Principal Brian Terrell explains, "This is a reminder to our staff that client service is the basis of our existence." He elaborates, "Just like in any other business, we endure a lot of stress on occasion, and the temptation is to forget the fact that we need our clients as much as they need us. If we do not remember this, then our competition will."
Founded in 1991 as a traditional tax and accounting firm, Terrell & Terrell has gradually shifted its focus to technology consulting--it calls itself a Technology CPA firm-- after concluding that, in Terrell's words, "accounting technology provides us more opportunity to expand and excel." It also allows the firm to better cater to clients' needs. Terrell points out, "There are not a lot of existing businesses out there waiting to be discovered for tax preparation work. However, there are many businesses that still use DOS accounting software, or that have not automated their customer relationship or human resources functions."
These days, a "typical" new customer has more than 25 employees and is looking for core accounting functionality, HR, and "maybe" CRM, according to Terrell, who adds, "They are definitely interested in talking about CRM." A five-user license for core Accpac Advantage Series modules, plus HR and CRM, ranges from $25,000 to $32,000. Implementation and training fees "would be at least as much."
Terrell & Terrell recently implemented Accpac CRM at a major client. This module "is essentially a development environment that can be adapted to any business's workflow," notes Terrell. The firm also has begun demonstrating the hosted Accpaccrm.com service to prospects. "We have encouraged our clients to sign up for the free 30-day trial," he says. "I think having this [hosted] option is critical because all we hear today is how successful Salesforce.com is, and how everyone is rushing to get a hosted solution to market."

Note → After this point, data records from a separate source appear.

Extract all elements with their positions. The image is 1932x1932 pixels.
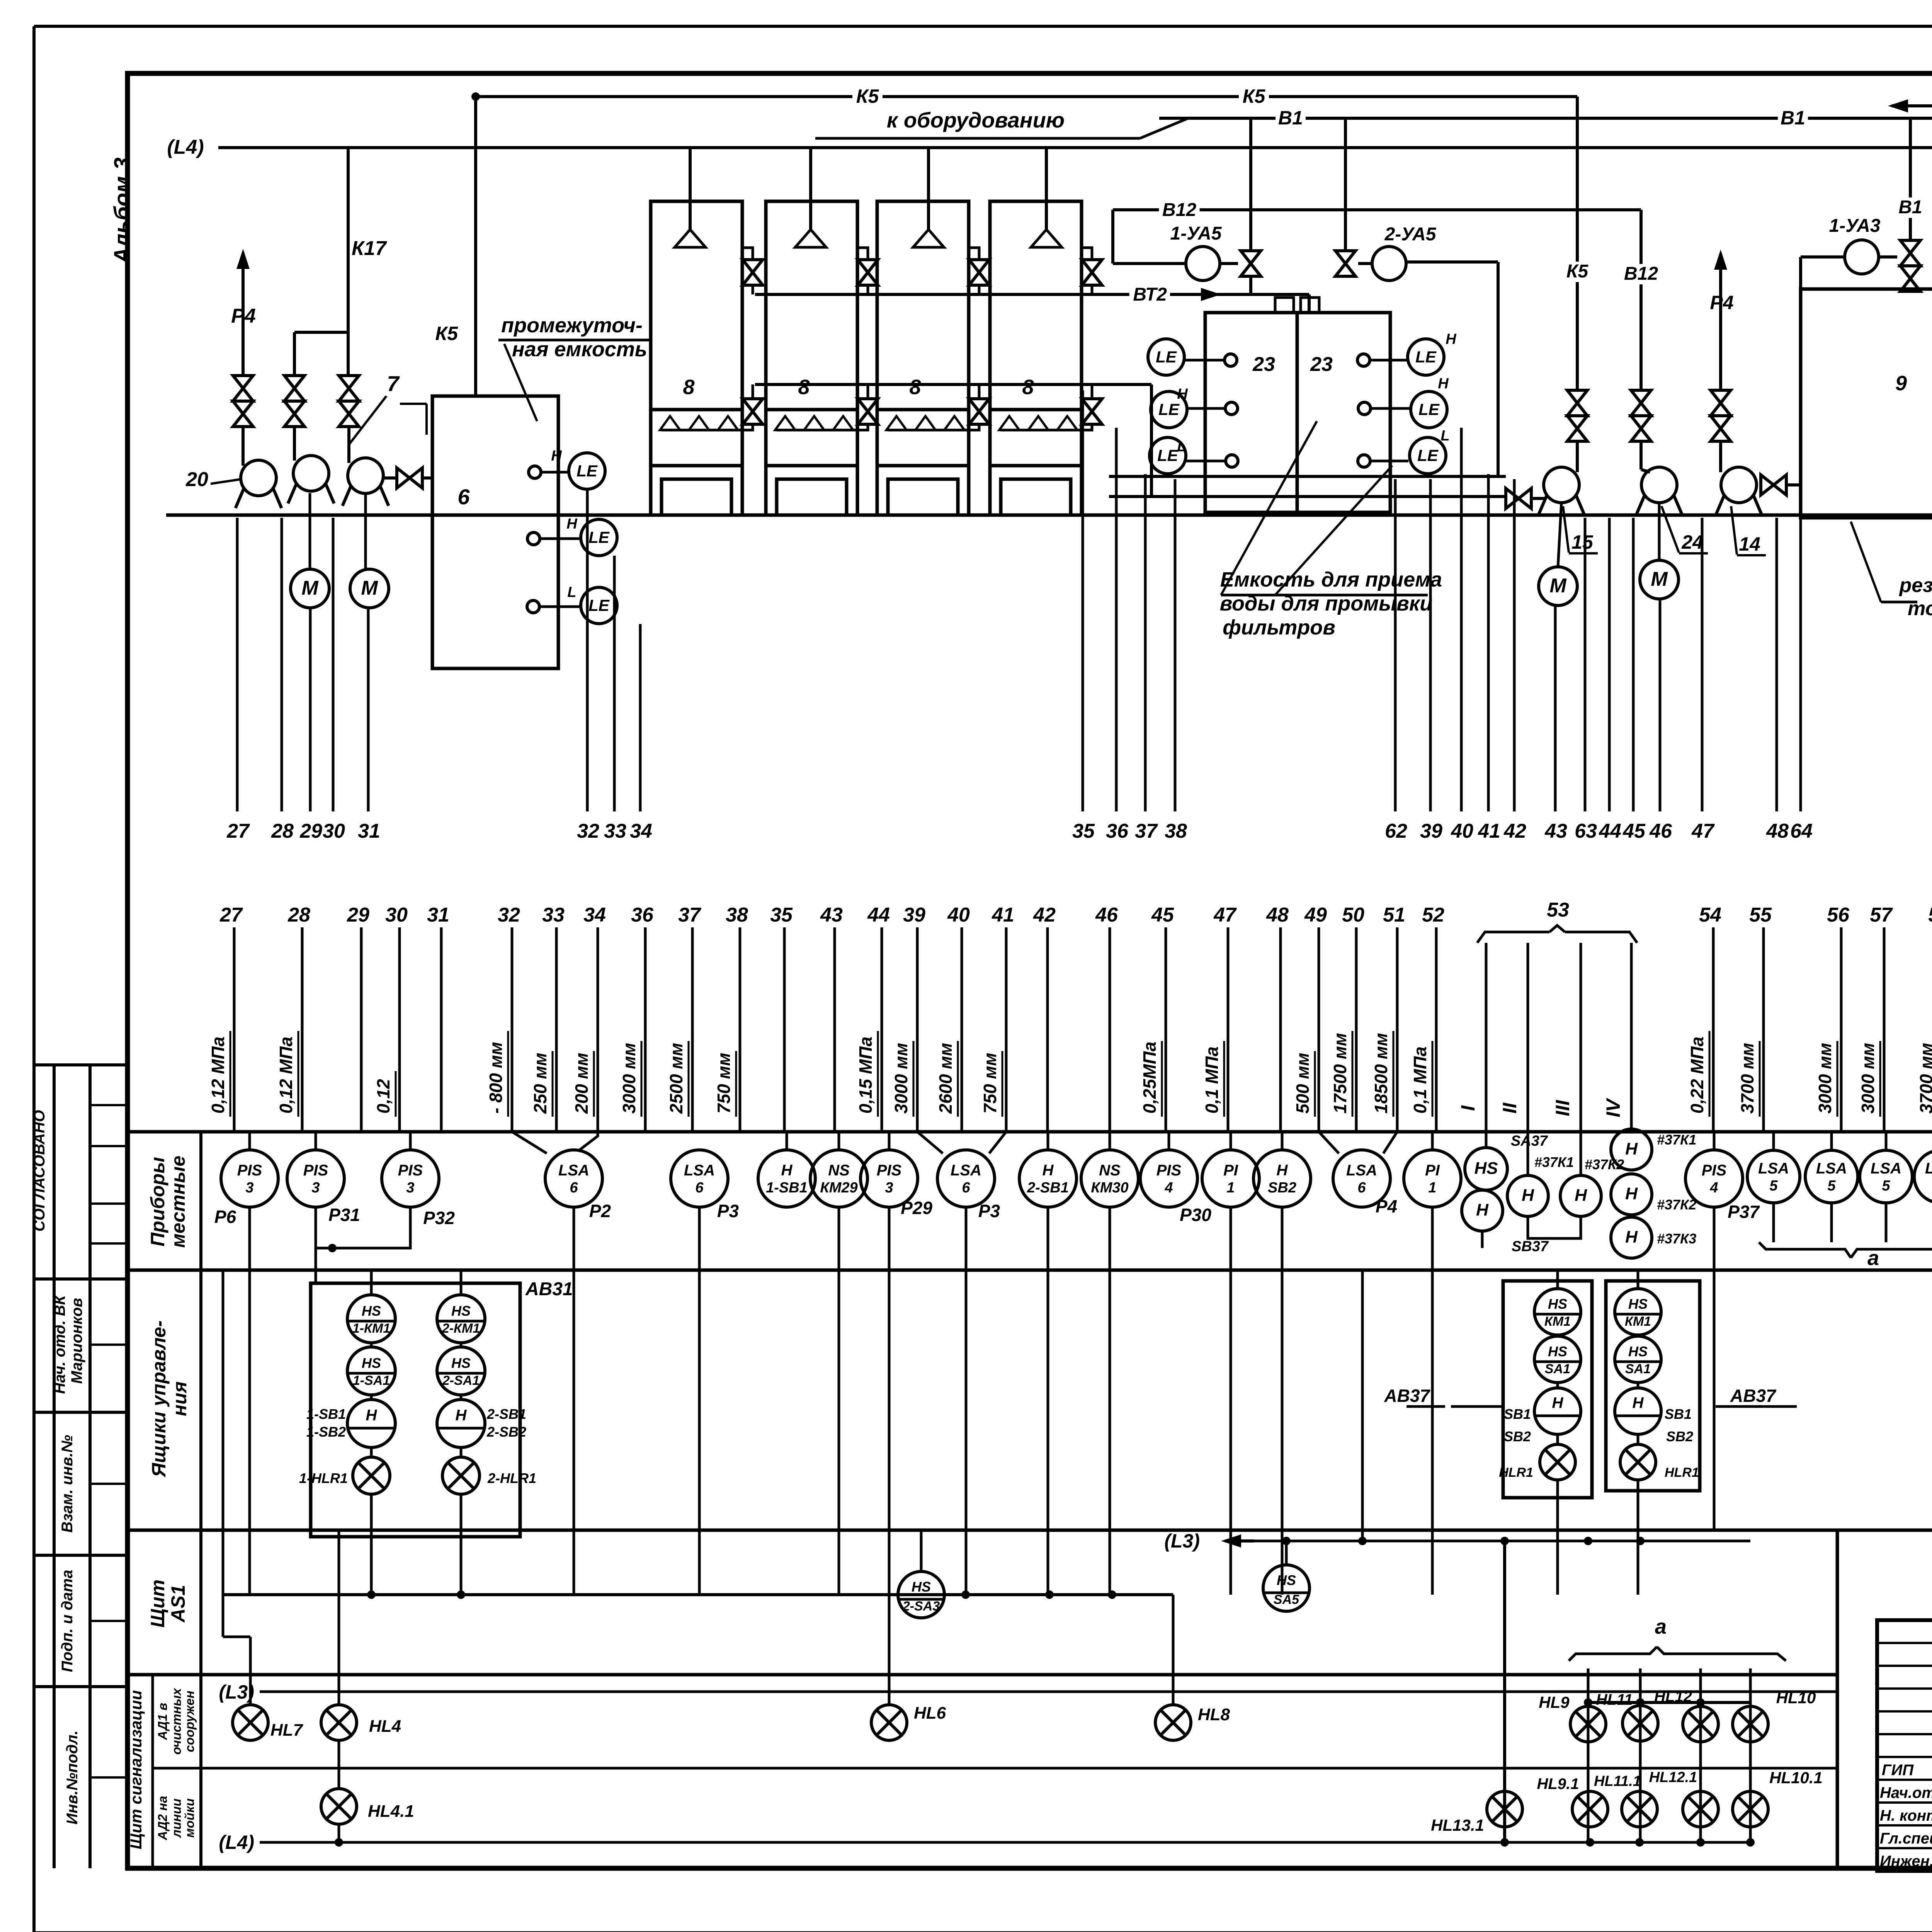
P4 riser arrow mid <box>1710 250 1733 390</box>
svg-text:2-SB1: 2-SB1 <box>1027 1180 1069 1196</box>
svg-text:LSA: LSA <box>1346 1162 1377 1179</box>
svg-text:В12: В12 <box>1162 200 1196 220</box>
svg-text:LE: LE <box>577 462 598 480</box>
svg-text:45: 45 <box>1151 904 1174 926</box>
label 14 <box>1731 506 1766 555</box>
AS1 L-link PIS <box>223 1270 250 1637</box>
pump 24 <box>1636 467 1682 515</box>
lamp HL12 <box>1654 1688 1718 1742</box>
svg-text:56: 56 <box>1827 904 1850 926</box>
valve 1-УА5 <box>1220 118 1261 276</box>
svg-text:7: 7 <box>387 371 400 396</box>
svg-text:39: 39 <box>903 904 925 926</box>
svg-text:Н: Н <box>1446 331 1457 347</box>
svg-text:Р29: Р29 <box>901 1198 932 1218</box>
svg-text:0,12: 0,12 <box>373 1079 393 1114</box>
svg-text:HL12: HL12 <box>1654 1688 1692 1705</box>
svg-text:L: L <box>567 584 576 600</box>
motor M pump15 <box>1539 502 1577 605</box>
svg-text:46: 46 <box>1095 904 1118 926</box>
svg-text:50: 50 <box>1342 904 1364 926</box>
lamp HL11 <box>1596 1691 1658 1741</box>
svg-text:3700 мм: 3700 мм <box>1916 1043 1932 1114</box>
svg-text:Гл.спец.: Гл.спец. <box>1880 1830 1932 1847</box>
svg-text:М: М <box>1549 575 1567 597</box>
callout резервуар чистой воды <box>1851 522 1932 620</box>
svg-text:SВ37: SВ37 <box>1512 1238 1549 1255</box>
svg-text:АД2 на: АД2 на <box>155 1796 170 1841</box>
tank23 LE right column <box>1408 331 1457 474</box>
box AB31 <box>311 1279 573 1537</box>
instrument sub labels <box>214 1196 1760 1228</box>
svg-text:6: 6 <box>570 1180 578 1196</box>
svg-text:31: 31 <box>427 904 449 926</box>
svg-text:8: 8 <box>909 376 921 399</box>
svg-text:SA5: SA5 <box>1274 1592 1299 1607</box>
HL8 riser <box>1172 1595 1175 1705</box>
svg-text:28: 28 <box>271 820 294 842</box>
svg-text:АВ37: АВ37 <box>1730 1386 1777 1406</box>
callout емкость для приема <box>1220 421 1442 639</box>
svg-text:40: 40 <box>1451 820 1473 842</box>
L3 arrow line AS1 <box>1164 1530 1750 1565</box>
label 7 callout <box>350 371 427 444</box>
valve stack pump15 <box>1567 390 1587 441</box>
group 53 bracket <box>1477 899 1637 943</box>
svg-text:Н: Н <box>1633 1395 1644 1412</box>
svg-text:3000 мм: 3000 мм <box>1815 1043 1835 1114</box>
svg-text:48: 48 <box>1266 904 1289 926</box>
valve stack 28 <box>284 376 304 427</box>
valve B1 tank9 <box>1879 240 1920 291</box>
svg-text:сооружен: сооружен <box>182 1690 197 1752</box>
filter tank 8 #1 <box>651 148 753 515</box>
svg-text:Щит: Щит <box>147 1580 168 1628</box>
signal drop lines to tag row 1 <box>237 390 1932 811</box>
svg-text:Н: Н <box>1625 1184 1638 1203</box>
svg-text:Инжен.: Инжен. <box>1880 1853 1932 1870</box>
solenoid 1-УА5 circle <box>1170 223 1222 281</box>
svg-text:2600 мм: 2600 мм <box>935 1043 956 1114</box>
svg-text:34: 34 <box>583 904 606 926</box>
svg-text:L: L <box>1440 428 1449 444</box>
lamp HL7 <box>233 1637 304 1740</box>
tank23 left taps <box>1177 354 1238 467</box>
svg-text:2-SВ1: 2-SВ1 <box>486 1406 526 1422</box>
svg-text:LE: LE <box>588 596 610 614</box>
svg-text:Н: Н <box>1522 1186 1534 1205</box>
svg-text:LE: LE <box>588 528 610 546</box>
lamp HL4.1 <box>321 1740 414 1847</box>
svg-text:28: 28 <box>287 904 310 926</box>
svg-text:III: III <box>1552 1100 1573 1116</box>
HS SA37 stack <box>1462 1132 1549 1255</box>
tank6 tap L <box>527 584 581 613</box>
svg-text:HS: HS <box>1277 1572 1296 1588</box>
tank6 tap H1 <box>529 448 569 478</box>
L4 row label <box>219 1832 1750 1853</box>
svg-text:К5: К5 <box>1243 85 1266 107</box>
lamp HL8 <box>1155 1705 1230 1740</box>
svg-text:NS: NS <box>1099 1162 1121 1179</box>
svg-text:42: 42 <box>1033 904 1056 926</box>
svg-text:2-SA1: 2-SA1 <box>442 1373 480 1388</box>
svg-text:LSA: LSA <box>684 1162 715 1179</box>
svg-text:II: II <box>1499 1102 1520 1114</box>
svg-text:51: 51 <box>1383 904 1405 926</box>
svg-text:30: 30 <box>323 820 345 842</box>
svg-text:(L4): (L4) <box>219 1832 254 1853</box>
svg-text:Н: Н <box>1552 1395 1564 1412</box>
svg-text:2500 мм: 2500 мм <box>666 1043 686 1114</box>
svg-text:М: М <box>301 577 319 599</box>
svg-text:Емкость для приема: Емкость для приема <box>1220 568 1442 591</box>
label Нач. отд ВК <box>51 1294 68 1394</box>
roman numeral branch lines I-IV <box>1457 943 1631 1132</box>
band label column lines <box>153 1132 1932 1868</box>
outlet valve pump14 <box>1761 475 1801 495</box>
filter tank 8 #3 <box>877 148 980 515</box>
motor M pump3 <box>350 493 389 608</box>
svg-text:0,22 МПа: 0,22 МПа <box>1687 1037 1707 1114</box>
svg-text:23: 23 <box>1252 353 1275 376</box>
svg-text:4: 4 <box>1709 1180 1718 1196</box>
svg-text:- 800 мм: - 800 мм <box>486 1042 506 1114</box>
svg-text:35: 35 <box>1072 820 1095 842</box>
filter tank 8 #2 <box>766 148 868 515</box>
inter-tank valves #2 <box>857 248 878 430</box>
svg-text:3: 3 <box>311 1180 320 1196</box>
svg-text:3: 3 <box>885 1180 893 1196</box>
tag numbers row 1 <box>226 820 1932 842</box>
svg-text:46: 46 <box>1649 820 1672 842</box>
svg-text:В12: В12 <box>1624 264 1658 284</box>
svg-text:52: 52 <box>1422 904 1444 926</box>
svg-text:47: 47 <box>1213 904 1237 926</box>
AB31 column 1 <box>299 1270 395 1595</box>
svg-text:2-SA3: 2-SA3 <box>902 1599 940 1614</box>
HS 2-SA3 upper stub <box>920 1530 923 1571</box>
svg-text:250 мм: 250 мм <box>530 1053 550 1114</box>
svg-text:HL9: HL9 <box>1539 1693 1570 1711</box>
solenoid 1-УА3 <box>1801 216 1881 289</box>
svg-text:1-УА3: 1-УА3 <box>1829 216 1881 236</box>
motor M pump2 <box>291 493 329 608</box>
label Марионков <box>68 1298 85 1384</box>
signal verticals through control band <box>250 1207 1714 1705</box>
svg-text:3000 мм: 3000 мм <box>619 1043 639 1114</box>
B12 label pump24 <box>1621 264 1661 284</box>
svg-text:HLR1: HLR1 <box>1665 1465 1699 1480</box>
svg-text:HL4.1: HL4.1 <box>368 1802 414 1821</box>
svg-text:очистных: очистных <box>169 1687 184 1755</box>
svg-text:0,1 МПа: 0,1 МПа <box>1202 1046 1222 1114</box>
svg-text:Р3: Р3 <box>717 1201 739 1221</box>
svg-text:3: 3 <box>245 1180 253 1196</box>
riser HL13.1 <box>1500 1537 1509 1847</box>
inter-tank valves #1 <box>742 248 763 430</box>
tank6 LE H1 <box>569 453 605 489</box>
svg-text:HL6: HL6 <box>914 1704 946 1723</box>
svg-text:1-SВ2: 1-SВ2 <box>306 1424 346 1440</box>
svg-text:1-УА5: 1-УА5 <box>1170 223 1222 244</box>
tank 6 <box>432 396 558 668</box>
svg-text:HL11.1: HL11.1 <box>1594 1773 1641 1789</box>
svg-text:27: 27 <box>219 904 243 926</box>
lamp riser HL9 <box>1587 1668 1590 1842</box>
pump 20-3 <box>342 427 388 506</box>
svg-text:SВ1: SВ1 <box>1504 1406 1531 1422</box>
svg-text:ВТ2: ВТ2 <box>1133 284 1167 305</box>
svg-text:3000 мм: 3000 мм <box>891 1043 911 1114</box>
svg-text:КМ29: КМ29 <box>820 1180 857 1196</box>
svg-text:(L3): (L3) <box>219 1681 254 1703</box>
motor M pump24 <box>1640 502 1679 599</box>
svg-text:КМ1: КМ1 <box>1544 1314 1571 1329</box>
svg-text:Р37: Р37 <box>1728 1202 1760 1222</box>
svg-text:15: 15 <box>1571 531 1594 553</box>
svg-text:LE: LE <box>1415 348 1437 366</box>
lower header filters <box>755 384 1151 497</box>
lamp riser HL10 <box>1749 1668 1752 1842</box>
signature table grid <box>1877 1620 1932 1871</box>
pump 15 <box>1538 441 1584 515</box>
svg-text:КМ30: КМ30 <box>1091 1180 1128 1196</box>
valve 2-УА5 <box>1335 118 1372 276</box>
svg-text:HS: HS <box>362 1355 381 1371</box>
svg-text:HS: HS <box>362 1303 381 1319</box>
svg-text:Р30: Р30 <box>1180 1205 1211 1225</box>
svg-text:HLR1: HLR1 <box>1499 1465 1533 1480</box>
svg-text:LSA: LSA <box>951 1162 981 1179</box>
tank 23 pair <box>1205 313 1390 512</box>
svg-text:37: 37 <box>1135 820 1158 842</box>
lamp HL9 <box>1539 1693 1606 1742</box>
drops to instruments <box>250 1132 1932 1152</box>
svg-text:1: 1 <box>1428 1180 1436 1196</box>
svg-text:42: 42 <box>1503 820 1526 842</box>
svg-text:PIS: PIS <box>398 1162 423 1179</box>
svg-text:HL7: HL7 <box>270 1721 304 1740</box>
svg-text:АД1 в: АД1 в <box>155 1703 170 1740</box>
H bubbles 37K1 37K2 <box>1507 1132 1624 1238</box>
svg-text:27: 27 <box>226 820 250 842</box>
svg-text:SA37: SA37 <box>1511 1133 1548 1149</box>
suction valve <box>1506 488 1531 509</box>
svg-text:36: 36 <box>631 904 654 926</box>
tank6 LE H2 <box>581 519 617 556</box>
svg-text:HL4: HL4 <box>369 1717 401 1736</box>
svg-text:К17: К17 <box>352 237 387 260</box>
svg-text:Взам. инв.№: Взам. инв.№ <box>59 1435 76 1532</box>
lamp HL13.1 <box>1431 1791 1522 1834</box>
svg-text:1-КМ1: 1-КМ1 <box>352 1321 390 1336</box>
svg-text:23: 23 <box>1310 353 1333 376</box>
svg-text:мойки: мойки <box>182 1798 197 1838</box>
B12 branch line <box>1113 200 1641 390</box>
svg-text:(L3): (L3) <box>1164 1530 1200 1552</box>
band label Ящики управления <box>148 1320 190 1478</box>
svg-text:3000 мм: 3000 мм <box>1858 1043 1878 1114</box>
svg-text:Н: Н <box>456 1407 467 1424</box>
svg-text:8: 8 <box>798 376 810 399</box>
svg-text:3700 мм: 3700 мм <box>1737 1043 1757 1114</box>
svg-text:Нач. отд. ВК: Нач. отд. ВК <box>51 1294 68 1394</box>
line BT2 to valve <box>1249 276 1252 294</box>
svg-text:0,15 МПа: 0,15 МПа <box>855 1037 876 1114</box>
svg-text:Ящики управле-: Ящики управле- <box>148 1320 170 1478</box>
svg-text:41: 41 <box>1478 820 1500 842</box>
svg-text:2-УА5: 2-УА5 <box>1384 224 1437 245</box>
label 20 <box>185 468 242 491</box>
brace a lamps <box>1569 1615 1786 1661</box>
pump 20-1 <box>235 427 281 508</box>
B1 riser <box>1896 120 1925 240</box>
svg-text:2-КМ1: 2-КМ1 <box>442 1321 480 1336</box>
svg-text:0,25МПа: 0,25МПа <box>1139 1041 1160 1114</box>
svg-text:Р4: Р4 <box>1376 1196 1397 1216</box>
svg-text:43: 43 <box>820 904 843 926</box>
svg-text:АВ31: АВ31 <box>525 1279 573 1299</box>
svg-text:40: 40 <box>947 904 970 926</box>
AB37 column 4239 <box>1615 1270 1699 1595</box>
valve stack pump24 <box>1631 390 1651 469</box>
svg-text:31: 31 <box>358 820 380 842</box>
svg-text:LE: LE <box>1157 446 1179 464</box>
svg-text:48: 48 <box>1766 820 1789 842</box>
svg-text:29: 29 <box>347 904 369 926</box>
svg-text:Р6: Р6 <box>214 1207 236 1227</box>
svg-text:HS: HS <box>451 1355 471 1371</box>
svg-text:Н: Н <box>1625 1139 1638 1158</box>
pump 14 <box>1716 441 1762 515</box>
svg-text:30: 30 <box>385 904 408 926</box>
svg-text:#37К3: #37К3 <box>1657 1231 1696 1247</box>
svg-text:Инв.№подл.: Инв.№подл. <box>64 1730 81 1825</box>
LSA Y joins <box>512 1132 1397 1153</box>
inter-tank valves #3 <box>969 248 989 430</box>
svg-text:HS: HS <box>1628 1344 1648 1359</box>
svg-text:44: 44 <box>1599 820 1621 842</box>
box AB37 left <box>1503 1281 1592 1498</box>
svg-text:1-SВ1: 1-SВ1 <box>306 1406 346 1422</box>
svg-text:8: 8 <box>683 376 694 399</box>
svg-text:34: 34 <box>630 820 652 842</box>
svg-text:24: 24 <box>1681 531 1703 553</box>
lamp HL9.1 <box>1537 1776 1608 1827</box>
svg-text:49: 49 <box>1304 904 1327 926</box>
svg-text:К5: К5 <box>1566 261 1589 282</box>
svg-text:57: 57 <box>1870 904 1893 926</box>
main floor line <box>166 514 1932 517</box>
2-УА5 outlet <box>1406 262 1498 476</box>
svg-text:32: 32 <box>498 904 520 926</box>
svg-text:45: 45 <box>1622 820 1646 842</box>
lamp riser HL11 <box>1639 1668 1642 1842</box>
label 15 <box>1563 506 1598 553</box>
svg-text:В1: В1 <box>1898 197 1922 218</box>
svg-text:Р4: Р4 <box>231 305 256 327</box>
svg-text:КМ1: КМ1 <box>1625 1314 1651 1329</box>
HS 2-SA3 bubble <box>898 1571 944 1618</box>
left stamp table <box>34 1065 128 1868</box>
svg-text:(L4): (L4) <box>167 136 204 158</box>
svg-text:LSA: LSA <box>1758 1160 1789 1177</box>
label 24 <box>1662 506 1708 553</box>
lamp HL11.1 <box>1594 1773 1657 1827</box>
svg-text:резервуар чис-: резервуар чис- <box>1898 574 1932 597</box>
svg-text:41: 41 <box>992 904 1014 926</box>
svg-text:9: 9 <box>1895 372 1907 395</box>
svg-text:Н: Н <box>1575 1186 1587 1205</box>
svg-text:Подп. и дата: Подп. и дата <box>59 1570 76 1672</box>
supply arrow <box>1888 99 1932 112</box>
svg-text:Марионков: Марионков <box>68 1298 85 1384</box>
label Инв.№ подл. <box>64 1730 81 1825</box>
lamp HL12.1 <box>1649 1769 1718 1827</box>
svg-text:2-HLR1: 2-HLR1 <box>487 1470 536 1486</box>
svg-text:5: 5 <box>1882 1178 1890 1194</box>
svg-text:37: 37 <box>678 904 701 926</box>
HS SA5 bubble <box>1263 1565 1310 1611</box>
svg-text:В1: В1 <box>1278 107 1303 129</box>
svg-text:29: 29 <box>299 820 322 842</box>
svg-text:PIS: PIS <box>1702 1162 1727 1179</box>
svg-text:750 мм: 750 мм <box>714 1053 734 1114</box>
svg-text:Р3: Р3 <box>978 1201 1000 1221</box>
svg-text:Н. контр.: Н. контр. <box>1880 1807 1932 1824</box>
callout к оборудованию <box>815 108 1188 138</box>
svg-text:PI: PI <box>1425 1162 1440 1179</box>
K5 header line <box>471 85 1577 108</box>
svg-text:64: 64 <box>1790 820 1813 842</box>
svg-text:местные: местные <box>167 1156 189 1248</box>
svg-text:Н: Н <box>366 1407 378 1424</box>
callout промежуточная емкость <box>498 314 649 421</box>
svg-text:3: 3 <box>406 1180 414 1196</box>
svg-text:линии: линии <box>169 1799 184 1838</box>
tag numbers row 2 <box>219 904 1932 926</box>
band label Приборы местные <box>147 1156 189 1248</box>
svg-text:Н: Н <box>1043 1162 1054 1179</box>
svg-text:43: 43 <box>1544 820 1567 842</box>
svg-text:LE: LE <box>1418 400 1440 418</box>
svg-text:SA1: SA1 <box>1625 1362 1651 1376</box>
svg-text:SВ1: SВ1 <box>1665 1406 1692 1422</box>
band label Щит AS1 <box>147 1580 189 1628</box>
outlet valve tank6 <box>383 468 432 488</box>
box AB37 right <box>1384 1281 1797 1491</box>
AB37 column 4031 <box>1499 1270 1581 1595</box>
svg-text:HL10.1: HL10.1 <box>1769 1769 1823 1787</box>
album label <box>110 157 135 264</box>
svg-text:2-SВ2: 2-SВ2 <box>486 1424 526 1440</box>
svg-text:LE: LE <box>1156 348 1177 366</box>
signal lines row2 into bands <box>234 927 1932 1132</box>
AB31 column 2 <box>437 1270 536 1595</box>
svg-text:Р4: Р4 <box>1710 292 1733 313</box>
band label АД1 в очистных сооружен <box>155 1687 197 1755</box>
svg-text:18500 мм: 18500 мм <box>1371 1033 1391 1114</box>
svg-text:0,12 МПа: 0,12 МПа <box>276 1037 296 1114</box>
svg-text:AS1: AS1 <box>167 1585 189 1623</box>
svg-text:8: 8 <box>1022 376 1034 399</box>
K5 riser to pump15 <box>1563 97 1592 390</box>
svg-text:Н: Н <box>1438 376 1449 392</box>
svg-text:HS: HS <box>912 1579 931 1595</box>
svg-text:Приборы: Приборы <box>147 1157 168 1247</box>
valve stack 27 <box>233 376 253 427</box>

The availability of options--in applications deployment, in operating systems, in database platforms--is what Terrell regards as one of Accpac's strengths. At the vendor's most recent Partnership conference, IBM recognized Terrell's firm for a 15-user install of Advantage Series on the DB2 Universal Database. The firm has done two such installs, one on Windows 2000 and the other on Red Hat Linux. More are in the offing. "Recently we were contacted by a prospect who was looking for alternatives to the Microsoft stack," reports Terrell. He adds, "I think competition in the marketplace is extremely important."
With $900,000 in annual revenue, the firm now has six employees including Terrell's wife Nancy, who manages the office. The client base primarily encompasses distribution and service companies.
Contract Controller Work
The firm continues to oversee two major contract controller engagements, which require at least four hours per day, every work day. These are fixed-fee arrangements, for which the firm provides the necessary personnel. "All services that can be provided on a part-time basis are provided," including GL, AP, AR, HR, payroll, financial statement preparation, and working with the client's tax preparers or auditors. "Sometimes, a contract controller will become a key advisor and assist in lease analysis, fixed asset purchasing, business planning, and other tasks," notes Terrell.
Terrell & Terrell promotes itself as a technology specialist in general and an Accpac specialist in particular. "We are fortunate to represent a software publisher who consistently delivers high-quality, full-featured products," says Terrell. He cautions, however, that "features rank third" when deciding on a software solution. More important is the "spirit of the [software] organization" as conveyed in its mission statement and marketing materials. Also, "The prospect should decide if they would enjoy working with the individuals who will actually be providing the service."
Experience has taught Terrell, "Implementations fail due to overwhelming relationship failures and not overwhelming feature failures."